Pervasive Label Errors in Test Sets Destabilize Machine Learning Benchmarks

Abstract: We identify label errors in the test sets of 10 of the most commonly-used computer vision, natural language, and audio datasets, and subsequently study the potential for these label errors to affect benchmark results. Errors in test sets are numerous and widespread: we estimate an average of 3.4% errors across the 10 datasets, where for example 2916 label errors comprise 6% of the ImageNet validation set. Putative label errors are identified using confident learning algorithms and then human-validated via crowdsourcing (54% of the algorithmically-flagged candidates are indeed erroneously labeled). Traditionally, machine learning practitioners choose which model to deploy based on test accuracy - our findings advise caution here, proposing that judging models over correctly labeled test sets may be more useful, especially for noisy real-world datasets. Surprisingly, we find that lower capacity models may be practically more useful than higher capacity models in real-world datasets with high proportions of erroneously labeled data.

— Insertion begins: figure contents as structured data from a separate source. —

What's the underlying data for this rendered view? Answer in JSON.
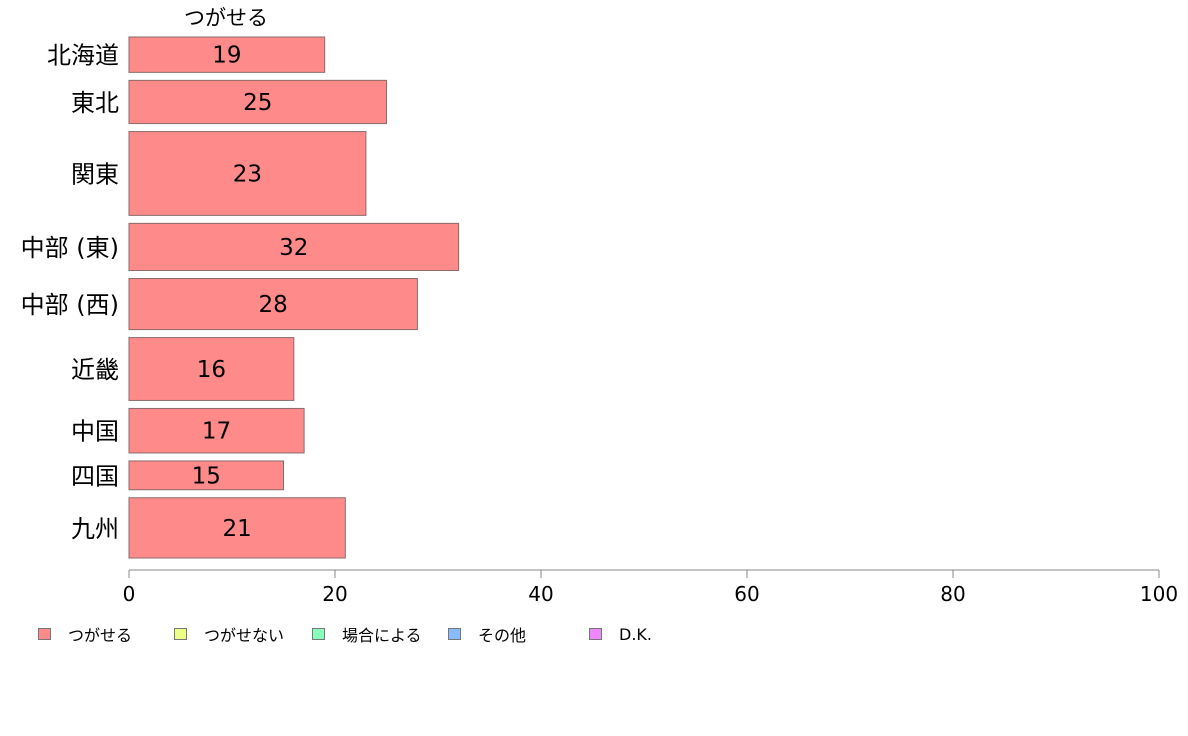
{
  "chart_data": {
    "type": "bar",
    "orientation": "horizontal",
    "stacked": true,
    "title": "つがせる",
    "categories": [
      "北海道",
      "東北",
      "関東",
      "中部 (東)",
      "中部 (西)",
      "近畿",
      "中国",
      "四国",
      "九州"
    ],
    "row_weight": [
      27,
      33,
      64,
      36,
      39,
      48,
      34,
      22,
      46
    ],
    "series": [
      {
        "name": "つがせる",
        "color": "#ff8a8a",
        "values": [
          19,
          25,
          23,
          32,
          28,
          16,
          17,
          15,
          21
        ]
      },
      {
        "name": "つがせない",
        "color": "#eeff88",
        "values": [
          0,
          0,
          0,
          0,
          0,
          0,
          0,
          0,
          0
        ]
      },
      {
        "name": "場合による",
        "color": "#88ffbb",
        "values": [
          0,
          0,
          0,
          0,
          0,
          0,
          0,
          0,
          0
        ]
      },
      {
        "name": "その他",
        "color": "#88bbff",
        "values": [
          0,
          0,
          0,
          0,
          0,
          0,
          0,
          0,
          0
        ]
      },
      {
        "name": "D.K.",
        "color": "#ee88ff",
        "values": [
          0,
          0,
          0,
          0,
          0,
          0,
          0,
          0,
          0
        ]
      }
    ],
    "xlim": [
      0,
      100
    ],
    "xticks": [
      0,
      20,
      40,
      60,
      80,
      100
    ],
    "xlabel": "",
    "ylabel": "",
    "grid": false,
    "legend_position": "bottom-left"
  }
}
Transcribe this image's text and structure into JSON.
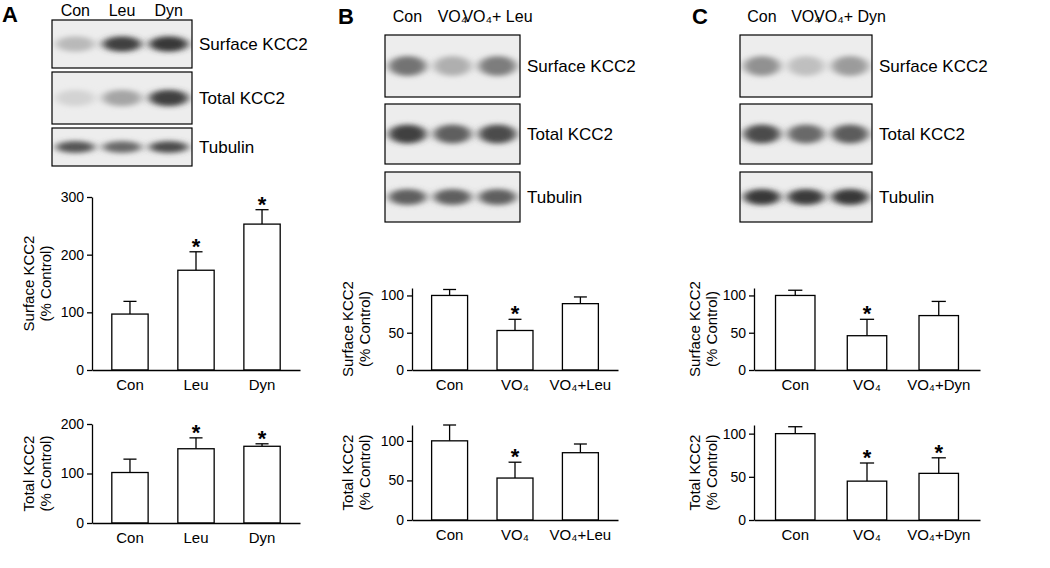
{
  "panels": [
    {
      "label": "A",
      "lanes": [
        "Con",
        "Leu",
        "Dyn"
      ],
      "blots": [
        "Surface KCC2",
        "Total KCC2",
        "Tubulin"
      ]
    },
    {
      "label": "B",
      "lanes": [
        "Con",
        "VO₄",
        "VO₄+ Leu"
      ],
      "blots": [
        "Surface KCC2",
        "Total KCC2",
        "Tubulin"
      ]
    },
    {
      "label": "C",
      "lanes": [
        "Con",
        "VO₄",
        "VO₄+ Dyn"
      ],
      "blots": [
        "Surface KCC2",
        "Total KCC2",
        "Tubulin"
      ]
    }
  ],
  "chart_data": [
    {
      "type": "bar",
      "y_label": "Surface KCC2 (% Control)",
      "categories": [
        "Con",
        "Leu",
        "Dyn"
      ],
      "values": [
        97,
        173,
        253
      ],
      "errors": [
        22,
        32,
        25
      ],
      "color": "#ffffff",
      "ylim": [
        0,
        300
      ],
      "yticks": [
        0,
        100,
        200,
        300
      ],
      "grid": false,
      "annotations": [
        {
          "x": "Leu",
          "text": "*"
        },
        {
          "x": "Dyn",
          "text": "*"
        }
      ]
    },
    {
      "type": "bar",
      "y_label": "Total KCC2 (% Control)",
      "categories": [
        "Con",
        "Leu",
        "Dyn"
      ],
      "values": [
        102,
        150,
        155
      ],
      "errors": [
        27,
        22,
        5
      ],
      "color": "#ffffff",
      "ylim": [
        0,
        200
      ],
      "yticks": [
        0,
        100,
        200
      ],
      "grid": false,
      "annotations": [
        {
          "x": "Leu",
          "text": "*"
        },
        {
          "x": "Dyn",
          "text": "*"
        }
      ]
    },
    {
      "type": "bar",
      "y_label": "Surface KCC2 (% Control)",
      "categories": [
        "Con",
        "VO₄",
        "VO₄+Leu"
      ],
      "values": [
        100,
        53,
        89
      ],
      "errors": [
        8,
        15,
        9
      ],
      "color": "#ffffff",
      "ylim": [
        0,
        110
      ],
      "yticks": [
        0,
        50,
        100
      ],
      "grid": false,
      "annotations": [
        {
          "x": "VO₄",
          "text": "*"
        }
      ]
    },
    {
      "type": "bar",
      "y_label": "Total KCC2 (% Control)",
      "categories": [
        "Con",
        "VO₄",
        "VO₄+Leu"
      ],
      "values": [
        100,
        53,
        85
      ],
      "errors": [
        20,
        20,
        11
      ],
      "color": "#ffffff",
      "ylim": [
        0,
        120
      ],
      "yticks": [
        0,
        50,
        100
      ],
      "grid": false,
      "annotations": [
        {
          "x": "VO₄",
          "text": "*"
        }
      ]
    },
    {
      "type": "bar",
      "y_label": "Surface KCC2 (% Control)",
      "categories": [
        "Con",
        "VO₄",
        "VO₄+Dyn"
      ],
      "values": [
        100,
        46,
        73
      ],
      "errors": [
        7,
        22,
        19
      ],
      "color": "#ffffff",
      "ylim": [
        0,
        110
      ],
      "yticks": [
        0,
        50,
        100
      ],
      "grid": false,
      "annotations": [
        {
          "x": "VO₄",
          "text": "*"
        }
      ]
    },
    {
      "type": "bar",
      "y_label": "Total KCC2 (% Control)",
      "categories": [
        "Con",
        "VO₄",
        "VO₄+Dyn"
      ],
      "values": [
        100,
        45,
        54
      ],
      "errors": [
        8,
        21,
        18
      ],
      "color": "#ffffff",
      "ylim": [
        0,
        110
      ],
      "yticks": [
        0,
        50,
        100
      ],
      "grid": false,
      "annotations": [
        {
          "x": "VO₄",
          "text": "*"
        },
        {
          "x": "VO₄+Dyn",
          "text": "*"
        }
      ]
    }
  ]
}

For example, on ImageNet with corrected labels: ResNet-18 outperforms ResNet50 if the prevalence of originally mislabeled test examples increases by just 6%. On CIFAR-10 with corrected labels: VGG-11 outperforms VGG-19 if the prevalence of originally mislabeled test examples increases by just 5%.

Learning advanced mathematical computations from examples

Abstract: Using transformers over large generated datasets, we train models to learn mathematical properties of differential systems, such as local stability, behavior at infinity and controllability. We achieve near perfect prediction of qualitative characteristics, and good approximations of numerical features of the system. This demonstrates that neural networks can learn to perform complex computations, grounded in advanced theory, from examples, without built-in mathematical knowledge.